Police Sergeant Owen Messenger, of the Alliance Roads Policing team, said: “Over my 16 years’ service, I have witnessed horrific devastation to families and their loved ones involved in collisions caused by drink and drug drivers.
“Having to break the news to loved ones that a family member is never coming home is one of the worst parts of my role, but sadly it happens all too often.
“Over the past decade we’ve significantly reduced the number of people killed and seriously injured on our roads and we are passionate about ensuring we continue this downward trend.
“I would encourage you to be the responsible driver and not to take the risk where drink or drugs are concerned.
“If you have information about anyone who has been drinking or taken drugs and is about to drive, I would urge you to call us on 999 with the make and model of the vehicle, registration number and direction of travel.”
Alison Hernandez, Police and Crime Commissioner for Devon, Cornwall and the Isles of Scilly, is also chair of the Vision Zero South West road safety partnership as well as the national APCC lead for road safety.
Commissioner Hernandez says she is particularly concerned about the potential effect the split tiers in Devon and Cornwall could have on drink driving over the festive period.
She said: “We are in the unusual position of having Cornwall in Tier 1, meaning residents can go to the pub for a drink, and Devon in Tier 2, where you can only drink in a pub provided you are also having a substantial meal.
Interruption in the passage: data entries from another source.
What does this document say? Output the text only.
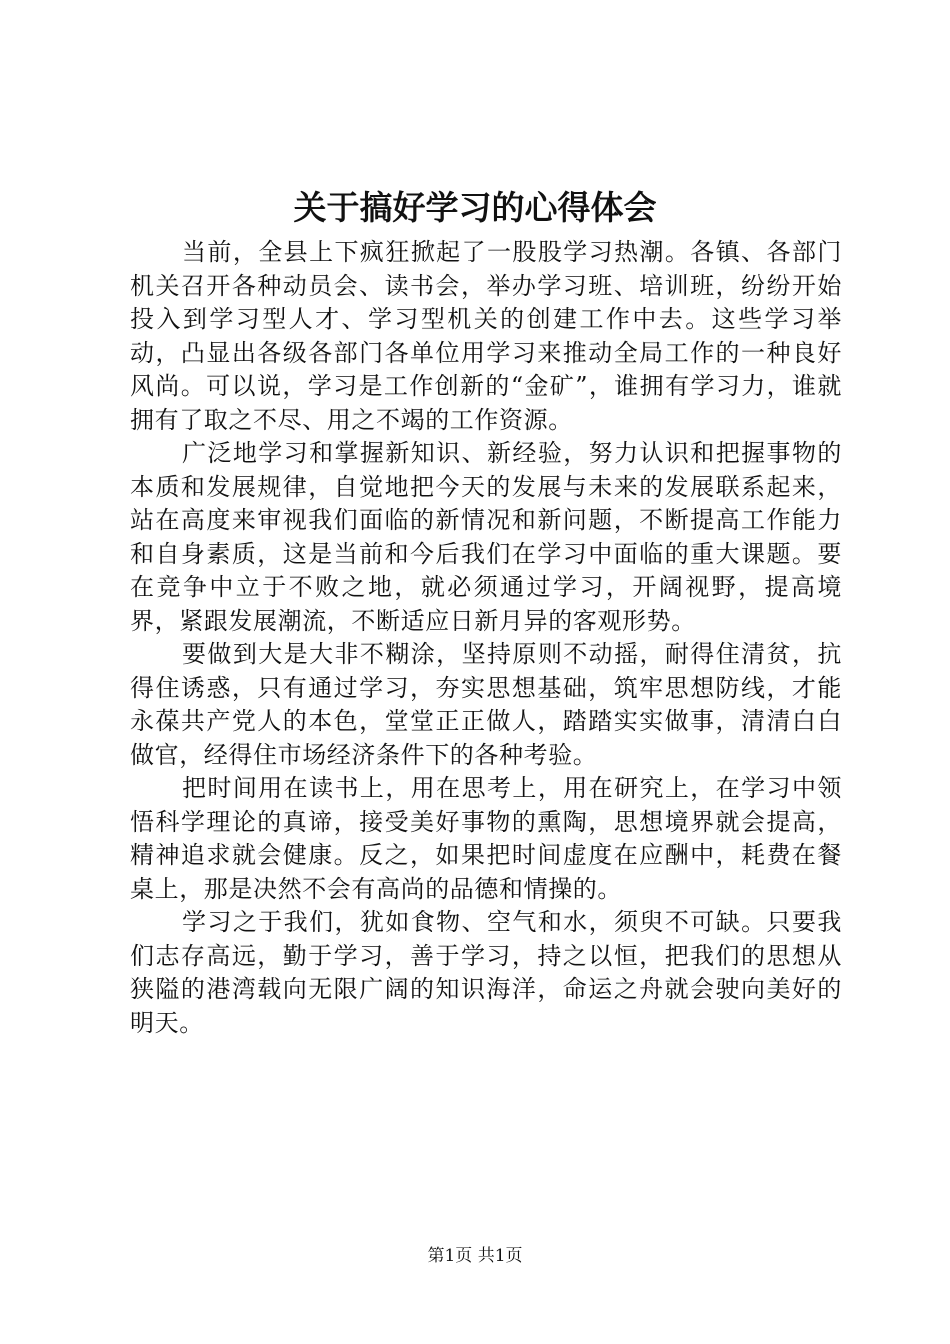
关于搞好学习的心得体会

当前，全县上下疯狂掀起了一股股学习热潮。各镇、各部门机关召开各种动员会、读书会，举办学习班、培训班，纷纷开始投入到学习型人才、学习型机关的创建工作中去。这些学习举动，凸显出各级各部门各单位用学习来推动全局工作的一种良好风尚。可以说，学习是工作创新的“金矿”，谁拥有学习力，谁就拥有了取之不尽、用之不竭的工作资源。

广泛地学习和掌握新知识、新经验，努力认识和把握事物的本质和发展规律，自觉地把今天的发展与未来的发展联系起来，站在高度来审视我们面临的新情况和新问题，不断提高工作能力和自身素质，这是当前和今后我们在学习中面临的重大课题。要在竞争中立于不败之地，就必须通过学习，开阔视野，提高境界，紧跟发展潮流，不断适应日新月异的客观形势。

要做到大是大非不糊涂，坚持原则不动摇，耐得住清贫，抗得住诱惑，只有通过学习，夯实思想基础，筑牢思想防线，才能永葆共产党人的本色，堂堂正正做人，踏踏实实做事，清清白白做官，经得住市场经济条件下的各种考验。

把时间用在读书上，用在思考上，用在研究上，在学习中领悟科学理论的真谛，接受美好事物的熏陶，思想境界就会提高，精神追求就会健康。反之，如果把时间虚度在应酬中，耗费在餐桌上，那是决然不会有高尚的品德和情操的。

学习之于我们，犹如食物、空气和水，须臾不可缺。只要我们志存高远，勤于学习，善于学习，持之以恒，把我们的思想从狭隘的港湾载向无限广阔的知识海洋，命运之舟就会驶向美好的明天。

第1页 共1页
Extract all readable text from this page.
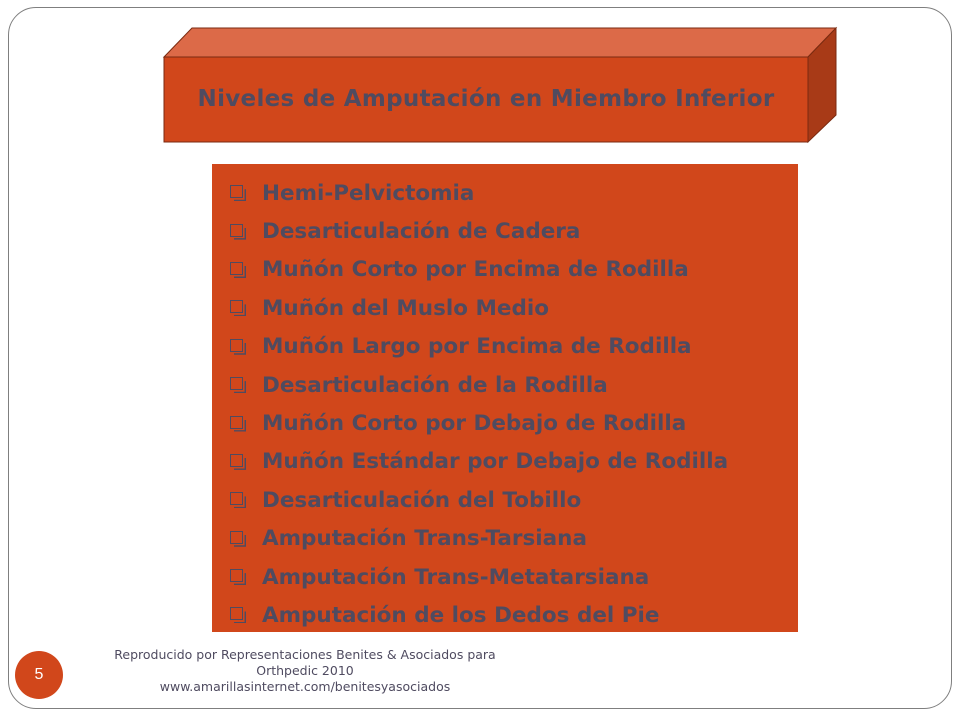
Niveles de Amputación en Miembro Inferior
Hemi-Pelvictomia
Desarticulación de Cadera
Muñón Corto por Encima de Rodilla
Muñón del Muslo Medio
Muñón Largo por Encima de Rodilla
Desarticulación de la Rodilla
Muñón Corto por Debajo de Rodilla
Muñón Estándar por Debajo de Rodilla
Desarticulación del Tobillo
Amputación Trans-Tarsiana
Amputación Trans-Metatarsiana
Amputación de los Dedos del Pie
5
Reproducido por Representaciones Benites & Asociados para
Orthpedic 2010
www.amarillasinternet.com/benitesyasociados
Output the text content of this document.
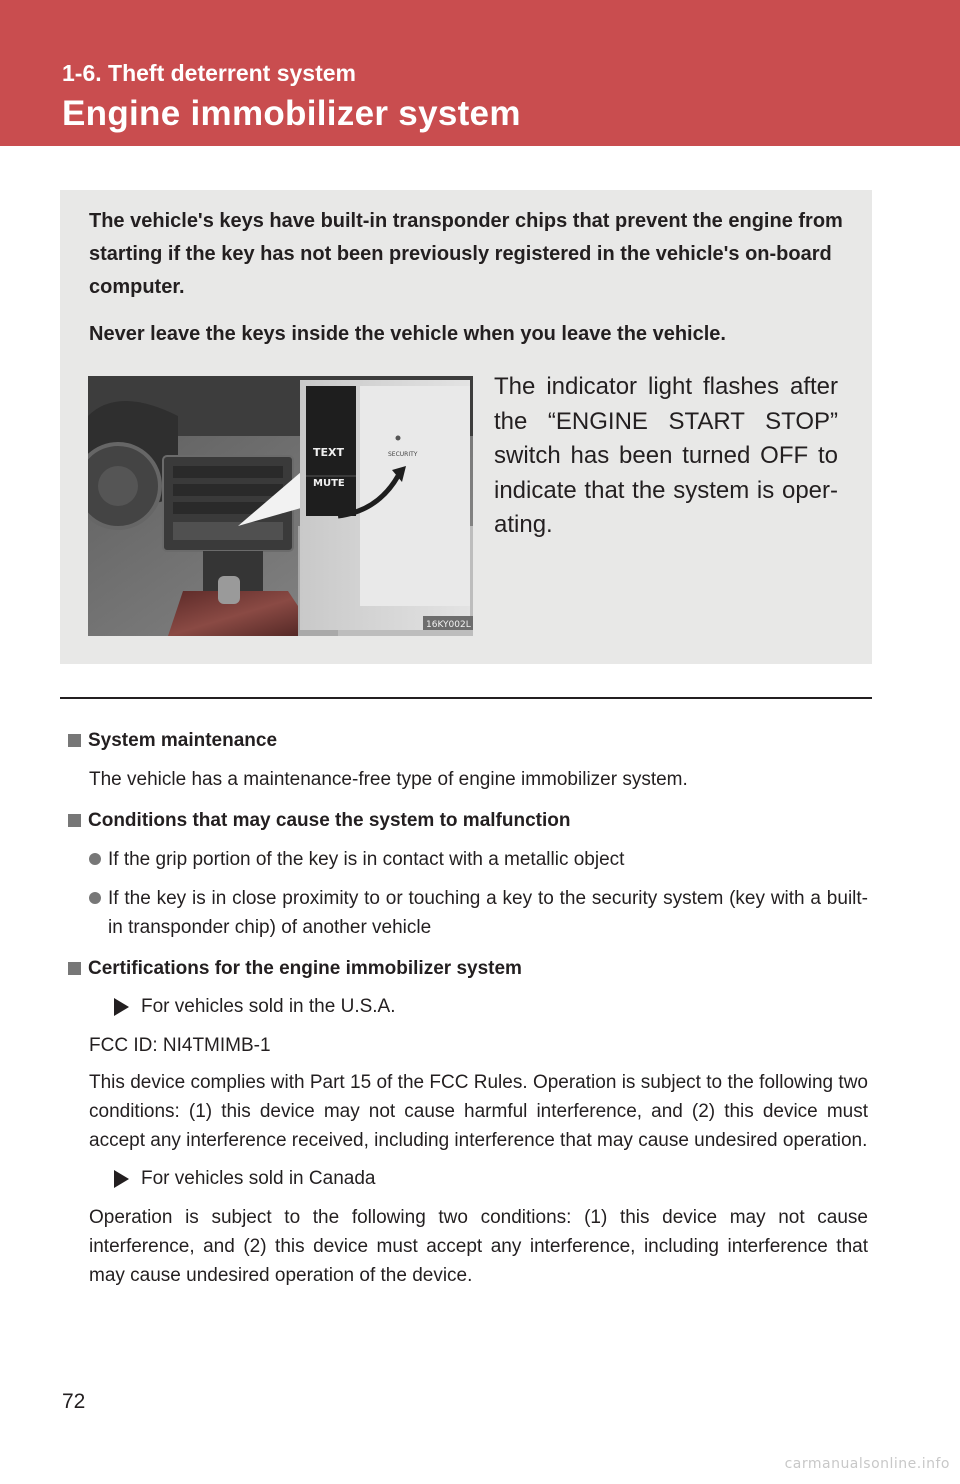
1-6. Theft deterrent system
Engine immobilizer system

The vehicle's keys have built-in transponder chips that prevent the engine from starting if the key has not been previously registered in the vehicle's on-board computer.

Never leave the keys inside the vehicle when you leave the vehicle.

TEXT
MUTE
SECURITY
16KY002L

The indicator light flashes after the “ENGINE START STOP” switch has been turned OFF to indicate that the system is oper-ating.

System maintenance

The vehicle has a maintenance-free type of engine immobilizer system.

Conditions that may cause the system to malfunction

If the grip portion of the key is in contact with a metallic object
If the key is in close proximity to or touching a key to the security system (key with a built-in transponder chip) of another vehicle

Certifications for the engine immobilizer system

For vehicles sold in the U.S.A.

FCC ID: NI4TMIMB-1

This device complies with Part 15 of the FCC Rules. Operation is subject to the following two conditions: (1) this device may not cause harmful interference, and (2) this device must accept any interference received, including interference that may cause undesired operation.

For vehicles sold in Canada

Operation is subject to the following two conditions: (1) this device may not cause interference, and (2) this device must accept any interference, including interference that may cause undesired operation of the device.

72
carmanualsonline.info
“For those living on or close to the border between the two counties, I can see how tempting it might be to drive from Devon to Cornwall to have a Christmas drink.
“But I would strongly urge people not to do this and to use their common sense. As well as it being against both the rules and the spirit of the guidance, the temptation to drink and drive home can be catastrophic.
“Not only does it risk your life and the lives of other innocent road users, if convicted you will lose your driving license - which could also result in you losing your job – and could end up in prison.
“Most of us will not look back on 2020 with any fondness, but imagine how much worse it could be if you make the disastrous decision to drink and drive.”